Dr. Kouamou and colleagues sequenced plasma viral RNA from HIV-1-infected adolescents and young adults on first- and second-line ART with confirmed virologic failure (VL>1000 copies/ml) and calculated genotypic susceptibility scores (tGSS) to currently available second- and third-line DTG regimens in Zimbabwe.
As reported online June 6 in AIDS, 160 participants (median age, 18) were genotyped – 112 (70%) on first-line and 48 (30%) on second-line therapy. The median duration of ART was six years.
Major DRMs were present in 94% of first-line and 67% second-line failures. Dual class resistance to nucleoside reverse transcriptase inhibitors (NRTIs) and non-nucleoside reverse transcriptase inhibitors (NNRTIs) was detected in 96 (60%) of first-line failures.
By contrast, protease inhibitor (PI) DRMs were detected in only 10% of second-line failures.
After first-line failure, a total tGSS of two or less may risk resulting in PI monotherapy in 11% of those switching to second-line PIs and DTG monotherapy in 42% of those switching to TLD.
“Among adolescents and young adults, current PI-based second-line therapies are poorly tolerated, more expensive and adherence is poor,” the authors state. “The introduction of the single-tablet regimen, TLD, with a high genetic barrier to resistance in LMICs, may optimize long term ART treatment success. However, this should be accompanied by frequent virus load monitoring to avoid DTG monotherapy and further limiting options for this vulnerable and hard-to-treat population.”

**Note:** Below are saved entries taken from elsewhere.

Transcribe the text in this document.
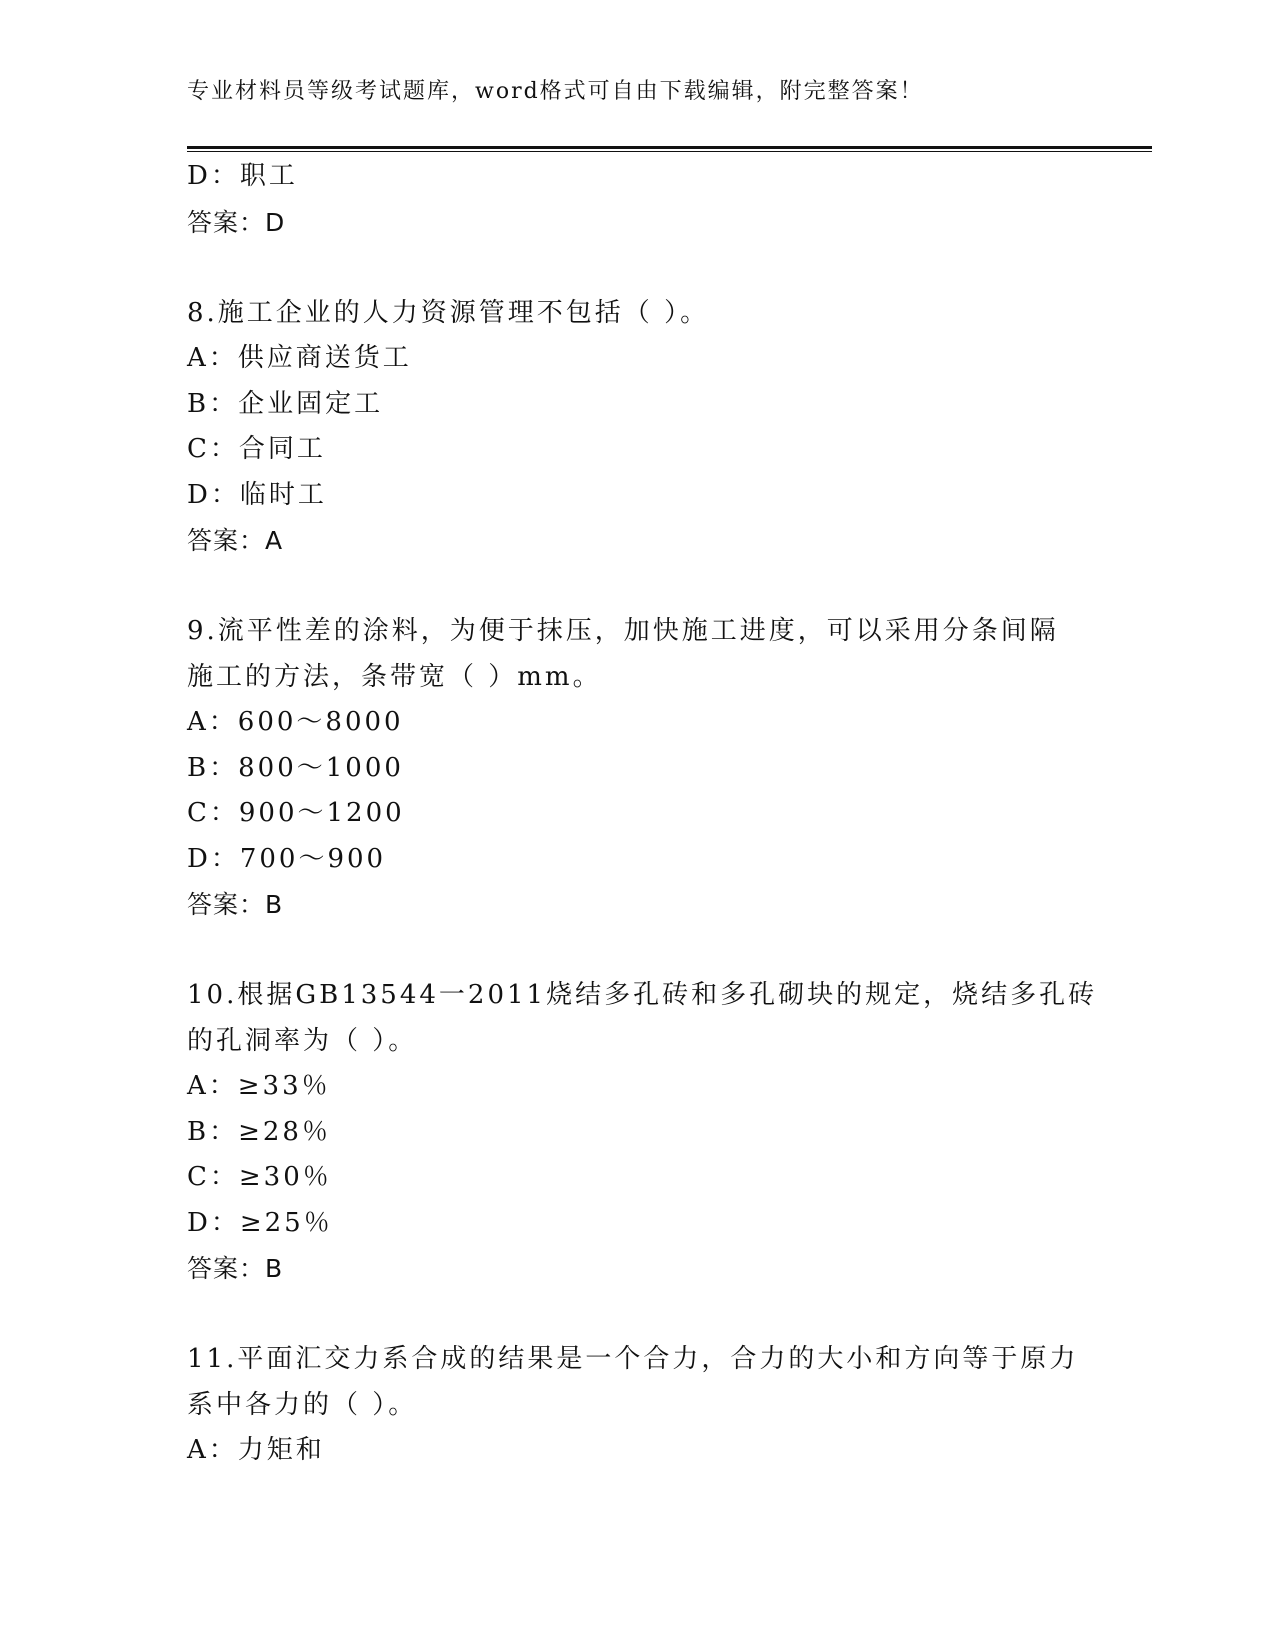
专业材料员等级考试题库，word格式可自由下载编辑，附完整答案！
D：职工
答案：D
8.施工企业的人力资源管理不包括（ ）。
A：供应商送货工
B：企业固定工
C：合同工
D：临时工
答案：A
9.流平性差的涂料，为便于抹压，加快施工进度，可以采用分条间隔
施工的方法，条带宽（ ）mm。
A：600～8000
B：800～1000
C：900～1200
D：700～900
答案：B
10.根据GB13544一2011烧结多孔砖和多孔砌块的规定，烧结多孔砖
的孔洞率为（ ）。
A：≥33％
B：≥28％
C：≥30％
D：≥25％
答案：B
11.平面汇交力系合成的结果是一个合力，合力的大小和方向等于原力
系中各力的（ ）。
A：力矩和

Dr. Kouamou said, “I definitely think the same caution should be taken or the same awareness should be raised in all resource-limited countries in which viral load monitoring still remains a big problem, not to mention drug resistance testing at individual level.”

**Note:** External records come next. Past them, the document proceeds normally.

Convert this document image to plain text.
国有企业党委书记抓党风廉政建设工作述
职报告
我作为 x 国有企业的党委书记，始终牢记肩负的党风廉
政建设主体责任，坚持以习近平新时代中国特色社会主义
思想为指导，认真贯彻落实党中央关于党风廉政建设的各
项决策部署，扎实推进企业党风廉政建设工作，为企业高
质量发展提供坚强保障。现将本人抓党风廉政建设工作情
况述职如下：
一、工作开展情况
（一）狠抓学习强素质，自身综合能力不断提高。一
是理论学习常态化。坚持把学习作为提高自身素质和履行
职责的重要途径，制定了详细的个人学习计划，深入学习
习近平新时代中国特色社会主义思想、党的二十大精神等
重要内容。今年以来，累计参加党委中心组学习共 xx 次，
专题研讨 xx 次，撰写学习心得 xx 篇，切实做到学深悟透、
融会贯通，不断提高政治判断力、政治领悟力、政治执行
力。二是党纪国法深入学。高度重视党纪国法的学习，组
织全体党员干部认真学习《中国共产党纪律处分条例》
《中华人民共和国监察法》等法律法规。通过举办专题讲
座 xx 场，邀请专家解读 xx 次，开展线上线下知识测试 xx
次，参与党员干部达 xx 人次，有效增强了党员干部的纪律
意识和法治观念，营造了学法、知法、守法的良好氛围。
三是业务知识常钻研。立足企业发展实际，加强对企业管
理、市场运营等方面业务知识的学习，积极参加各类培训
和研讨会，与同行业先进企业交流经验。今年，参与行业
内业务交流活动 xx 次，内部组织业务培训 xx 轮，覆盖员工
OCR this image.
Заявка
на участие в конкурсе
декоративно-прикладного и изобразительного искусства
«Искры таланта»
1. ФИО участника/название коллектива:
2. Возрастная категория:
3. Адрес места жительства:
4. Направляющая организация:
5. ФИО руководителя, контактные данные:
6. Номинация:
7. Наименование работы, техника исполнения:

“The need for routine surveillance for DRMs is critical in LMICs,” she noted. “However, I think viral load monitoring and drug resistance testing at individual level would be more beneficial for long-term ART success, especially in key populations such as children, adolescents and young adults in this DTG era.”
“Introduction of DTG in developed countries shouldn’t be a concern,” she added, “as we know that viral load monitoring is not a problem and HIV drug resistance genotyping is more commonly used for individual management. In addition, these countries are less likely to go through any drug stock-outs, (which are) one of the many problems encountered in LMICs.”
Dr. John Zaia, director of the Center for Gene Therapy at City of Hope in Duarte, California, commented in an email to Reuters Health, “The issue of adherence to a treatment regimen, especially in teens, is universal.”
“Direct observation therapy, in which a respected person in the community delivers the daily dose and watches the person take it, is a tried and true method for treatment of tuberculosis and was even used in the successful treatment of HIV in Haiti,” he noted. “This might be a solution to the problem of poor adherence to the treatment regimen. It is an interesting approach that was not mentioned in the paper.”